BERLIN — Former German Chancellor Helmut Kohl admitted Tuesday that he kept secret bank accounts to finance his party's campaigns, taking responsibility for an affair that may tarnish his standing as a leading European statesman.
After being grilled for three hours by leaders of his Christian Democratic Union, or CDU, Kohl said he regretted a "lack of transparency" but dismissed charges that he had been bribed during his 16 years as chancellor.
"I reject in the strongest terms all the allegations . . . that political decisions made by me could be bought," Kohl said at a news conference.
Kohl, 69, did not say what the source of the funding was or how much was handed over to whom.

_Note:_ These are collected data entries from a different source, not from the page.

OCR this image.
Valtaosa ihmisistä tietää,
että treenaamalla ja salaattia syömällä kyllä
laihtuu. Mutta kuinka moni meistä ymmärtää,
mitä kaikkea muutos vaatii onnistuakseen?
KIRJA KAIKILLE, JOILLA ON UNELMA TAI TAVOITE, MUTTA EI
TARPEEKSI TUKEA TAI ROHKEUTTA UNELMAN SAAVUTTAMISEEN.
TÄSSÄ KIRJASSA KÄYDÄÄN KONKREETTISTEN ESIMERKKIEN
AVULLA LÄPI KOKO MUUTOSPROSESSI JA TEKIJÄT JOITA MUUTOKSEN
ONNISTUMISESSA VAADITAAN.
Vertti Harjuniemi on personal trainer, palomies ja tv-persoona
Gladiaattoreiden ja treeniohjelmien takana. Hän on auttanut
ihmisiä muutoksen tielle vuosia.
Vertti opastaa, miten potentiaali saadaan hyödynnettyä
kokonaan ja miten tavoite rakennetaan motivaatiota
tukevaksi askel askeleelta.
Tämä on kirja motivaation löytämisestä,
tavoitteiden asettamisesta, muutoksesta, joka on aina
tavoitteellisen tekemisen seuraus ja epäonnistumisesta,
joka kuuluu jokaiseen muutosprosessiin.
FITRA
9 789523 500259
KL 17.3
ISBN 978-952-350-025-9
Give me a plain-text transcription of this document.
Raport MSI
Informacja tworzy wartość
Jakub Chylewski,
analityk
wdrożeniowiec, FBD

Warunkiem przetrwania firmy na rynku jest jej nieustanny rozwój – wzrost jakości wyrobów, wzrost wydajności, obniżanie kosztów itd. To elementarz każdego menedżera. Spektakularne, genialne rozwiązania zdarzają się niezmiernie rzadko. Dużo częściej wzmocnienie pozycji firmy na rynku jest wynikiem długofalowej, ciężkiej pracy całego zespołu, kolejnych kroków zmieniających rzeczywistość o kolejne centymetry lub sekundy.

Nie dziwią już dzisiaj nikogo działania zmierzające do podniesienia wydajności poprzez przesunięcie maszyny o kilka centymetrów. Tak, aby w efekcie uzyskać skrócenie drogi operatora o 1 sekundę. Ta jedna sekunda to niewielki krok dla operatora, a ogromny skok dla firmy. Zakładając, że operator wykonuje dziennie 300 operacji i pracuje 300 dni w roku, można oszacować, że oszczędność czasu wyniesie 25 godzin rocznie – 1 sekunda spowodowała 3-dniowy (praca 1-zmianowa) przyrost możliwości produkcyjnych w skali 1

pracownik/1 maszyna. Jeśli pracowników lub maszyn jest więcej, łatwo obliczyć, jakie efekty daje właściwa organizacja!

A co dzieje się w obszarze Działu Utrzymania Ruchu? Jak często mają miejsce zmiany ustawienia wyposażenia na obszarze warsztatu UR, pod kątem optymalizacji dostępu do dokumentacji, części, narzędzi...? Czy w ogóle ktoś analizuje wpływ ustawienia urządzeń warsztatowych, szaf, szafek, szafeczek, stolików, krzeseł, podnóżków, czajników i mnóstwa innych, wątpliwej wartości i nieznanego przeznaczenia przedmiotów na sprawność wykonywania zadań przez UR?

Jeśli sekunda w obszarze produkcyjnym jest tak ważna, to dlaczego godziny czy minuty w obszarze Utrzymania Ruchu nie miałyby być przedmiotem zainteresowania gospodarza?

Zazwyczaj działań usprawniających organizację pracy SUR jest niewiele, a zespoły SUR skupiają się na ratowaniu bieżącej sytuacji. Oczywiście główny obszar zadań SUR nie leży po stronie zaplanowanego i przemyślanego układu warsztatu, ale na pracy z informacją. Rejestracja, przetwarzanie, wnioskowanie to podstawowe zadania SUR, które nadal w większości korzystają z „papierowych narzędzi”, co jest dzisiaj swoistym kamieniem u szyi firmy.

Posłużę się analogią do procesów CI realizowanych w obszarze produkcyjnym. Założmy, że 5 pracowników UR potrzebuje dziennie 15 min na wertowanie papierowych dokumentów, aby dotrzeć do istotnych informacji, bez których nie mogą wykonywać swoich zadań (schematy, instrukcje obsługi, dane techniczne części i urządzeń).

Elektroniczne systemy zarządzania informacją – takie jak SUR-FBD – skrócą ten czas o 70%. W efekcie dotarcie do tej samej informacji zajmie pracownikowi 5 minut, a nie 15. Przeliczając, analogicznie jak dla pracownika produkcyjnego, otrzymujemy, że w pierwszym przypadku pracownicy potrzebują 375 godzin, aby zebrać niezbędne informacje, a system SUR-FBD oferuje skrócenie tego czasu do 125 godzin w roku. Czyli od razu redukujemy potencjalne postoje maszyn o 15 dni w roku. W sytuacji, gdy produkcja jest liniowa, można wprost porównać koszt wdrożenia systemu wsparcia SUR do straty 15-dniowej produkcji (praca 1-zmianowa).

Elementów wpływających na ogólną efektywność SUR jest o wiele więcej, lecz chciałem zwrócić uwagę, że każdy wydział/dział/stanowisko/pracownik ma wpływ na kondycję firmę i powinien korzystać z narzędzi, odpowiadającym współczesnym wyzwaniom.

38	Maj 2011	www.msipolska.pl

The meeting was called after demands arose for Kohl to explain revelations from senior CDU officials that the party used secret accounts to hide campaign donations.
Kohl's tenure, during which he became the architect of German reunification, ended with an election defeat last year. He sits on a parliamentary back bench but remains influential as the CDU's first honorary chairman.
The affair has snowballed from an investigation of tax irregularities surrounding an arms dealer's $530,000 cash donation to the CDU in 1991.
Chancellor Gerhard Schroeder's Social Democrats said Kohl had failed to fully answer the questions raised and accused the former leader of acting like a monarch.
"Kohl's declaration was unsatisfactory," said Franz Muentefering, general secretary of the Social Democrats. "No one is above the law, not even Helmut Kohl. He may have felt like king of the CDU. But we did away with feudal lords 150 years ago."